Meski begitu, ia menegaskan, Indonesia masih harus hati-hati dengan adanya tekanan suku bunga. "Kita harus percepat transmisi kebijakan karena sepertinya ada kekakuan tingkat pinjaman. Kita bisa lihat risiko dari arahan kebijakan AS," ujarnya dalam acara Mandiri Investment Forum, di Jakarta, Rabu, (8/2).
Ia menambahkan, di dalam negeri ada tantangan menjaga inflasi karena ada penyesuaian harga-harga yang akan sejalan dengan reformasi Bahan Bakar Minyak (BBM). Namun, BI tetap yakin perekonomian Indonesia pada tahun ini tetap bisa tumbuh di kisaran 5 sampai 5,4 persen dengan inflasi terjaga di empat persen plus minus satu persen.

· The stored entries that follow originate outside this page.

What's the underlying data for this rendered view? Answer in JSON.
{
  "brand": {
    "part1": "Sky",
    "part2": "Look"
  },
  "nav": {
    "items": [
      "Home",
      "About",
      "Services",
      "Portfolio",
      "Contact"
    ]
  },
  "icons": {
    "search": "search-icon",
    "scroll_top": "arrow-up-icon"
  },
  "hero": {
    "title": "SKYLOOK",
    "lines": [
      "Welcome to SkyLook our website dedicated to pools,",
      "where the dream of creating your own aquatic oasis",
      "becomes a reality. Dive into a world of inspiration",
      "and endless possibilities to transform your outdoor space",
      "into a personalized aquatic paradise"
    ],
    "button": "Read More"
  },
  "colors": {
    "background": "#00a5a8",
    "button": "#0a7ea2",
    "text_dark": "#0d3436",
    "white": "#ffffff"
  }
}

"Bank Indonesia akan tetap komitmen pertahankan stabilitas makro ekonomi. Kami akan memberikan kebijakan tepat pada situasi yang ada," ujar Agus.
Ia menjelaskan, pada awal 2017, BI mempunyai kebijakan untuk tetap mempertahankan suku bunga acuannya. Hal itu bertujuan menjaga inflasi.
Tak hanya itu, BI juga mempertahankan nilai tukar agar konsisten dengan fundamental. "Kami juga memperkuat pendalaman pasar. Dalam hal ini Indonesia memang tertinggal dengan negara-negara lain. Terlihat dari pemilihan instrumen rendah dan volume kredit rendah," tutur mantan direktur utama Bank Mandiri ini.
Maka menurutnya, BI terus aktif mengembangkan pasar finansial dan mendukung lebih banyak dana user provider. "Saya sangat senang melaporkan upaya-upaya memperdalam pasar keuangan membuahkan hasil. Sekarang volume (kredit) kita tinggi," tambah Agus.